In people of European descent, variants in the CHRNA5-A3-B4 cluster showed a strong association with smoking consumption. Recently, in a functional magnetic resonance study of smokers, a genetic variation in CHRNA5 was observed to affect reactivity to images of smoking in brain areas related to memory and habitual behaviors, such as the hippocampus and dorsal striatum [39]. However, the relationship between CHRNA5-A3-B4 and smoking consumption was not significant in this study, which was consistent with the study by Niu et al. regarding strong lung cancer-related variants in CHRNA5-A3-B4 and smoking behaviors in Chinese people [15]. Wu et al. reported nominally significant associations between rs667282 and CPD in a study of 3 725 smokers in a Chinese population (P = 0.022) [14]. In a study using an even larger sample (8 842 smokers) in Korea, the association between variants in the CHRNA5-A3-B4 and smoking quantity was also weak (P = 0.008–0.028) [40]. It seems that this smoking association is much weaker in an Asian population. Reasons about the racial difference in the gene cluster with smoking associations are unclear. Differences in genetic and environmental backgrounds may contribute to this discrepancy.

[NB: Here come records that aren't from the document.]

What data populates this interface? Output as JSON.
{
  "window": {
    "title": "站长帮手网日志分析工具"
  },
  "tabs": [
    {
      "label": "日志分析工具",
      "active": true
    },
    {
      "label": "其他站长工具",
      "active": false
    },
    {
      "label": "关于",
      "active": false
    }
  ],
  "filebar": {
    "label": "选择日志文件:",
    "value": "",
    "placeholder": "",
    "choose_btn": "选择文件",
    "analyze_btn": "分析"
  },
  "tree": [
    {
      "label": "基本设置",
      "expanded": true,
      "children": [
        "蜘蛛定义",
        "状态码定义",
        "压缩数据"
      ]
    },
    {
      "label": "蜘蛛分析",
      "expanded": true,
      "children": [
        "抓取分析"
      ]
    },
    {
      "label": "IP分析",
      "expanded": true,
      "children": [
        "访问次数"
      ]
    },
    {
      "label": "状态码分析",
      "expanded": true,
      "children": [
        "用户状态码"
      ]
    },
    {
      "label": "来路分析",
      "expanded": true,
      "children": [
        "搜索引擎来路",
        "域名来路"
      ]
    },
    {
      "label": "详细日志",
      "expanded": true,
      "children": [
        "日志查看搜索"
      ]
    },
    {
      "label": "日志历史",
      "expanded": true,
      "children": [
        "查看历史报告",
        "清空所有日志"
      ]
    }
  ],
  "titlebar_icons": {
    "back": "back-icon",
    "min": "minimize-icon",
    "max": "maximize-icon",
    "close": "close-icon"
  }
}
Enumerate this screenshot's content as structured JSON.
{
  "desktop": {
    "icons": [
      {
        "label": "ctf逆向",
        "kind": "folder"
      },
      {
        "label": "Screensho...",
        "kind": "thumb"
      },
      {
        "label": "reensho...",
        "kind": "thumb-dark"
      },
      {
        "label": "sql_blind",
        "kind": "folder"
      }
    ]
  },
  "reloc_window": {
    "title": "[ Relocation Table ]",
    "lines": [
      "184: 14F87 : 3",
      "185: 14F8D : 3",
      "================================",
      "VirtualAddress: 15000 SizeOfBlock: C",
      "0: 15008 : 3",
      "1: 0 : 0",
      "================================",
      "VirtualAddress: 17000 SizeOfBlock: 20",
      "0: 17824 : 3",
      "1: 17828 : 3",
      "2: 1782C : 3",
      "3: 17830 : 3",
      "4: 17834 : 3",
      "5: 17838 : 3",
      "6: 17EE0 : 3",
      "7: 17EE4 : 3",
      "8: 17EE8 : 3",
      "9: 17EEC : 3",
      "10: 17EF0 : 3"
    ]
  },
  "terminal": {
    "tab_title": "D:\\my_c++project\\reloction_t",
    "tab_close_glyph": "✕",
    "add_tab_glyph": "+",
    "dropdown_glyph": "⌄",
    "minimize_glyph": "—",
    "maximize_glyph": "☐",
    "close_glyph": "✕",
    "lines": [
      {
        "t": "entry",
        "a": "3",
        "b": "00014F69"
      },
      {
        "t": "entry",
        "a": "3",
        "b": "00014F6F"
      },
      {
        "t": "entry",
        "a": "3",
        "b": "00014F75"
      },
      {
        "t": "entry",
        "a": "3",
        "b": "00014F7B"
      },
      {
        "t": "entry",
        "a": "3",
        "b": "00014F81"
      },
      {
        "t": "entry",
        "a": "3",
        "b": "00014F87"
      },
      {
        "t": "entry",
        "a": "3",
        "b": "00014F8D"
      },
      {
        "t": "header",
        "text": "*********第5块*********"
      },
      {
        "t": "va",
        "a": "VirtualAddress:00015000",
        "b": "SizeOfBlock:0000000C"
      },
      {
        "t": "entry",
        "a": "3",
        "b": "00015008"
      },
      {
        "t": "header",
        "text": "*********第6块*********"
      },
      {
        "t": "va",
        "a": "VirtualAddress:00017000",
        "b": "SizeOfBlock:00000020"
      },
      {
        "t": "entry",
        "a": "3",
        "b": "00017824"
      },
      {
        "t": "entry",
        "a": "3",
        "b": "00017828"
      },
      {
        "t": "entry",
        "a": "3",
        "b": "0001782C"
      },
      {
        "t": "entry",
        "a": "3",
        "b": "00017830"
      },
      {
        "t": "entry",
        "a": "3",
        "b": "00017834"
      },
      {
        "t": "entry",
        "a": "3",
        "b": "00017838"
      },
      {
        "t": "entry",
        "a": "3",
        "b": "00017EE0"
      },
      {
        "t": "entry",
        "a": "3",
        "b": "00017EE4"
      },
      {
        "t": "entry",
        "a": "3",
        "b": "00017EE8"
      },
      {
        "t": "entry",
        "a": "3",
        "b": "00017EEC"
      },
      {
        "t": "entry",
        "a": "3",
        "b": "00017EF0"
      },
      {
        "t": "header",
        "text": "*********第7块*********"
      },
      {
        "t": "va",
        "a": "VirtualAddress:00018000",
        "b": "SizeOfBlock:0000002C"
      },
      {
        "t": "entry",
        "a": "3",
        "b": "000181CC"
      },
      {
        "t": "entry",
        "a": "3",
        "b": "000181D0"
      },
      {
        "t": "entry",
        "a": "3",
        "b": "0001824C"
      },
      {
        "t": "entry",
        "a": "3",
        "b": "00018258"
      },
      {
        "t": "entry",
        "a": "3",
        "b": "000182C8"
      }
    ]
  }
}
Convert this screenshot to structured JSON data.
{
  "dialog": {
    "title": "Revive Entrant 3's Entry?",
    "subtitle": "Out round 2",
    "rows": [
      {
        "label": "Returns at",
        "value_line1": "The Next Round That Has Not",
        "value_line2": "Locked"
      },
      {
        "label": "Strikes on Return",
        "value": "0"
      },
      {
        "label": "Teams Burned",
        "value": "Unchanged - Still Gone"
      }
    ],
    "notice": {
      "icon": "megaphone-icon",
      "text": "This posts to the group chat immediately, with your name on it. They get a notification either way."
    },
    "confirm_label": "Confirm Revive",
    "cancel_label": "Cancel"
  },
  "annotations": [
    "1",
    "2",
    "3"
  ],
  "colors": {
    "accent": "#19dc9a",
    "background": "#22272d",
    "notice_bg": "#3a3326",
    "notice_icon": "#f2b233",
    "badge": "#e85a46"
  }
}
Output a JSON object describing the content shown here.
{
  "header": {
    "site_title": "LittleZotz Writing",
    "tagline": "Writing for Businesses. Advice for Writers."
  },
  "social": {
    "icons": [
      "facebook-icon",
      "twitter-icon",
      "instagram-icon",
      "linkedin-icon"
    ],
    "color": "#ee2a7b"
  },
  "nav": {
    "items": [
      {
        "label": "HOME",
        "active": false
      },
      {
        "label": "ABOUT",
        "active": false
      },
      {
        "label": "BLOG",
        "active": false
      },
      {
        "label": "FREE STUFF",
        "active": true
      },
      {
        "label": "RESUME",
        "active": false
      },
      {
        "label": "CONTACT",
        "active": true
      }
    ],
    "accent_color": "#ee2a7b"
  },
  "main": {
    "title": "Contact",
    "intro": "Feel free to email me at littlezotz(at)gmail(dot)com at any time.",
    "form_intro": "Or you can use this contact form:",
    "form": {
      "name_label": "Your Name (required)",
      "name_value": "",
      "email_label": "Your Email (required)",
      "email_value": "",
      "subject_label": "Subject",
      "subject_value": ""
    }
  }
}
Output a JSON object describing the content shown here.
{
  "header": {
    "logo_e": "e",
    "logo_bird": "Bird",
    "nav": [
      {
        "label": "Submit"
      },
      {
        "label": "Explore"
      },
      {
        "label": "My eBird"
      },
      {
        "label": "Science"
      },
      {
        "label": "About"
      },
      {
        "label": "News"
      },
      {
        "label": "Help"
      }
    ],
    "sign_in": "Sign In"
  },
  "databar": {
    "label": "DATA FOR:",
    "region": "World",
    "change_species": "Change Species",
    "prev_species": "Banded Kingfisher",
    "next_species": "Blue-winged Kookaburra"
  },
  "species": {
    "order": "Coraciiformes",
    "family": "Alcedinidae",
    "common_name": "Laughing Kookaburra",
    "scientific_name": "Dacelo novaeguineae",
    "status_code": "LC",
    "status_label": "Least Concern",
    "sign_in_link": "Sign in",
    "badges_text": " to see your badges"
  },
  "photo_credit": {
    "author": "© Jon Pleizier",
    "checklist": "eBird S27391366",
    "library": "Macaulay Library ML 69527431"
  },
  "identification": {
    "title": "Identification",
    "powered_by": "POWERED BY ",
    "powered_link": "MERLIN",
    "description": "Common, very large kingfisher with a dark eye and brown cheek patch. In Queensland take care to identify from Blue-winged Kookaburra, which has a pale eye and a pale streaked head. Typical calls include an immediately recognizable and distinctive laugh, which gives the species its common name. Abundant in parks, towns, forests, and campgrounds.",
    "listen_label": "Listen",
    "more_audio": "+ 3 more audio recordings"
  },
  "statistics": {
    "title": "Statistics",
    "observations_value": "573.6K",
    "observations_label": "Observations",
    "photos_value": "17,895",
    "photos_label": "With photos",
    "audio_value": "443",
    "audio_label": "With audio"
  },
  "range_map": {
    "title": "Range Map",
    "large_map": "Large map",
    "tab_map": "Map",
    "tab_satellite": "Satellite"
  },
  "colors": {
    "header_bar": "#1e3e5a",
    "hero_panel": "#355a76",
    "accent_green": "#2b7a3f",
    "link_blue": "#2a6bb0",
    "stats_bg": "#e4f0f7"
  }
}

Several limitations of this study should be mentioned. First, some data on cigarette consumption were retrospective, so there may be some recall bias. Moreover, because of the limited sample number, the effect of the variants on ESCC risk in the stratified analysis did not reach statistical significance. A large population-based study is still needed to confirm the conclusions in this study.

In summary, to the best of our knowledge, this study was the first to demonstrate that the CHRNA5-A3-B4 gene cluster was associated with increased ESCC risk. This finding reveals another case study of a gene-environment interaction, highlighting the role of carcinogen-related genes in the pathology of ESCC. Further studies are required to confirm this finding in different ethnic populations.